Hans Hofmann was born on March 21, 1880, in Weissenburg, Bavaria. He was raised in Munich, where in 1898 he began to study at various art schools. The patronage of Philip Freudenberg, a Berlin art collector, enabled Hofmann to live in Paris from 1904 to 1914. In Paris he attended the Académie Colarossi and the Académie de la Grande Chaumière. He also met Georges Braque, Pablo Picasso, and other Cubists and was a friend of Robert Delaunay, who stimulated his interest in color. In 1909 Hofmann exhibited with the Neue Sezession in Berlin, and in 1910 was given his first solo exhibition at the Galerie Paul Cassirer there. During this period he painted in a Cubist style.

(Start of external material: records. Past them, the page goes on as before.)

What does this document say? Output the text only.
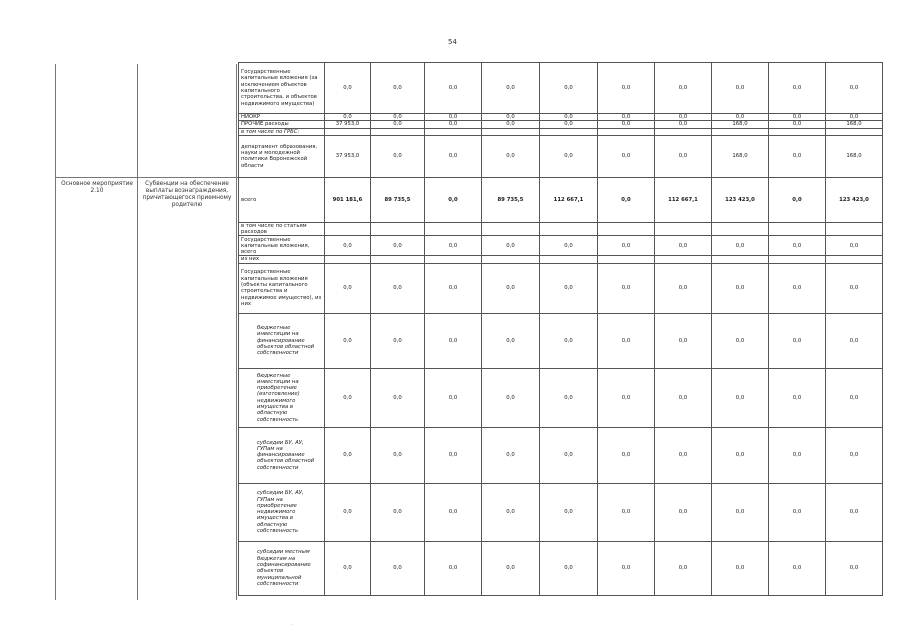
54
Основное мероприятие 2.10
Субвенции на обеспечение выплаты вознаграждения, причитающегося приемному родителю
Государственные капитальные вложения (за исключением объектов капитального строительства, и объектов недвижимого имущества)	0,0	0,0	0,0	0,0	0,0	0,0	0,0	0,0	0,0	0,0
НИОКР	0,0	0,0	0,0	0,0	0,0	0,0	0,0	0,0	0,0	0,0
ПРОЧИЕ расходы	37 953,0	0,0	0,0	0,0	0,0	0,0	0,0	168,0	0,0	168,0
в том числе по ГРБС:										
департамент образования, науки и молодежной политики Воронежской области	37 953,0	0,0	0,0	0,0	0,0	0,0	0,0	168,0	0,0	168,0
всего	901 181,6	89 735,5	0,0	89 735,5	112 667,1	0,0	112 667,1	123 423,0	0,0	123 423,0
в том числе по статьям расходов										
Государственные капитальные вложения, всего	0,0	0,0	0,0	0,0	0,0	0,0	0,0	0,0	0,0	0,0
из них										
Государственные капитальные вложения (объекты капитального строительства и недвижимое имущество), из них	0,0	0,0	0,0	0,0	0,0	0,0	0,0	0,0	0,0	0,0
бюджетные инвестиции на финансирование объектов областной собственности	0,0	0,0	0,0	0,0	0,0	0,0	0,0	0,0	0,0	0,0
бюджетные инвестиции на приобретение (изготовление) недвижимого имущества в областную собственность	0,0	0,0	0,0	0,0	0,0	0,0	0,0	0,0	0,0	0,0
субсидии БУ, АУ, ГУПам на финансирование объектов областной собственности	0,0	0,0	0,0	0,0	0,0	0,0	0,0	0,0	0,0	0,0
субсидии БУ, АУ, ГУПам на приобретение недвижимого имущества в областную собственность	0,0	0,0	0,0	0,0	0,0	0,0	0,0	0,0	0,0	0,0
субсидии местным бюджетам на софинансирование объектов муниципальной собственности	0,0	0,0	0,0	0,0	0,0	0,0	0,0	0,0	0,0	0,0
·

At the outbreak of World War I, Hofmann was in Munich. Disqualified from military service due to a lung condition, he remained there and in 1915 opened an art school, which became highly successful. The artist taught at the University of California at Berkeley during the summer of 1930. He returned to teach in California in 1931, and his first exhibition in the United States took place that summer at California Palace of the Legion of Honor in San Francisco. In 1932 he closed his school in Munich and settled in the United States. His first school in New York opened in 1933 and was succeeded in 1934 by the Hans Hofmann School of Fine Arts, also in New York; in 1935 he established a summer school in Provincetown, Massachusetts.

After an extended period devoted to drawing, Hofmann returned to painting in 1935, combining Cubist structure, vivid colors, and emphatic gestures. He became a U.S. citizen in 1941. By the 1940s his work had become completely abstract. Hofmann’s first solo exhibition in New York took place at Peggy Guggenheim’s museum-gallery Art of This Century in 1944. In 1958 he closed his schools to devote himself to painting full-time. Hofmann died on February 17, 1966, in New York.